Previous posts this week shared concerns from John Mauldin of Mauldin Economics about exchange-traded products and high-yield bonds. Mauldin also called out high-frequency traders, who did nothing to keep the market from dropping on Feb. 5.
While high-frequency traders no longer account for a majority of trading volume, they are still significant. In addition, an increasing number of asset managers who may not be considered to be high-frequency traders, are using computer programs to buy and sell shares automatically.
“By the way, did anybody else notice that the high-frequency traders who are always bragging about how they provide liquidity to the markets simply disappeared as the markets fell through the floor?” Mauldin concluded. “Where was this liquidity they were talking about? They have the inordinate privilege of front-running everybody’s money, taking basis points from every trade, on the theory that they are providing liquidity. And they simply withdrew it via their completely quantitatively computer-controlled system.”
So rather than benefiting the market by providing liquidity, high-frequency traders likely contributed to the sharp price decline by automatically selling in response to falling prices.
“The truth is that the market is just as irrational and divorced from fundamentals on the way up as it is on the way down,” according to The Washington Post. “It is in the nature of markets more so today than ever, as a result of the computerized high-frequency trading strategies of the Wall Street wise guys. What we watched last week is herd behavior on steroids.”
Whether or not high-frequency traders caused the sudden increase in volatility that has emerged this month is open to debate, but it’s certain that they will profit from it. With volatility practically nonexistent over the past couple of years, the volume of high-frequency trading has ebbed.
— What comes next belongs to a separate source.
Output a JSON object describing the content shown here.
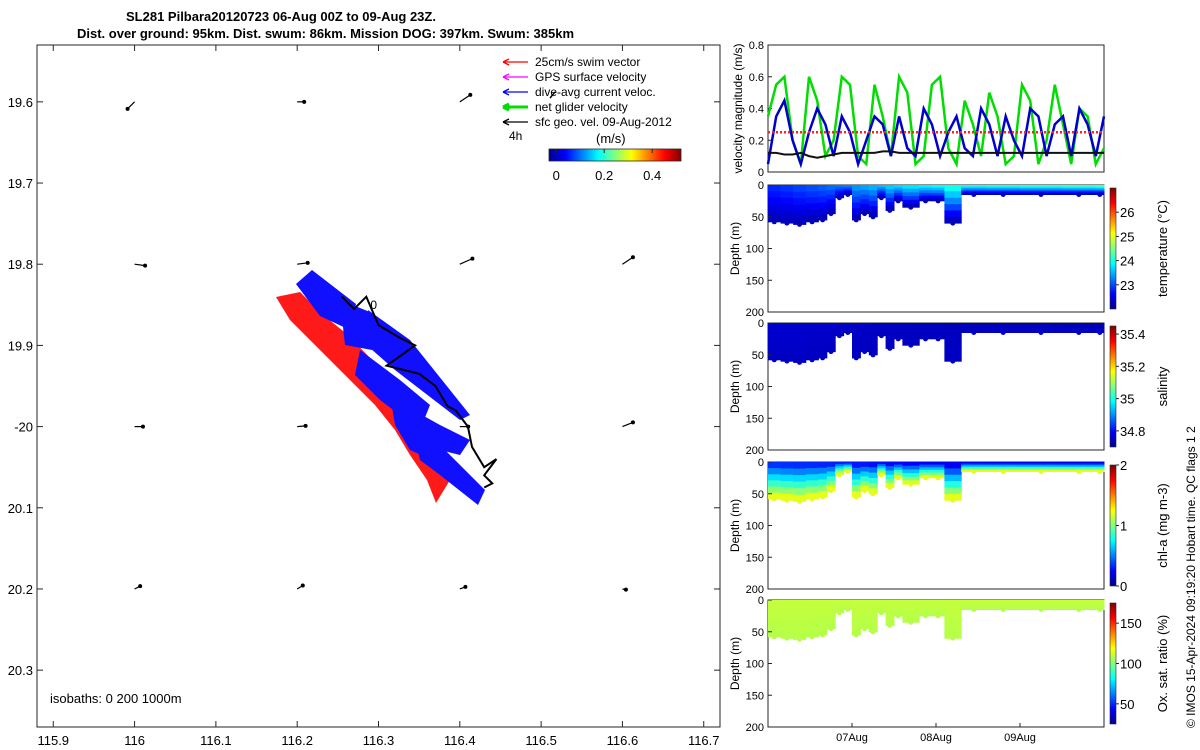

As high-frequency traders thrive on volatility, they are already staging a comeback.
Some believe regulation is necessary to prevent high-frequency traders from having a major influence on the markets.
“High-frequency trading should be reined in, and any bid or ask prices submitted by computers should be made (to) last for at least 0.5 seconds,” according to Maudlin. “Slow enough for a young trader with good twitch speed to hit the button on their own computer and execute.”
Volume on the New York Stock Exchange would drop significantly, but that’s meaningless volume that isn’t there when it’s needed – as on Feb. 5.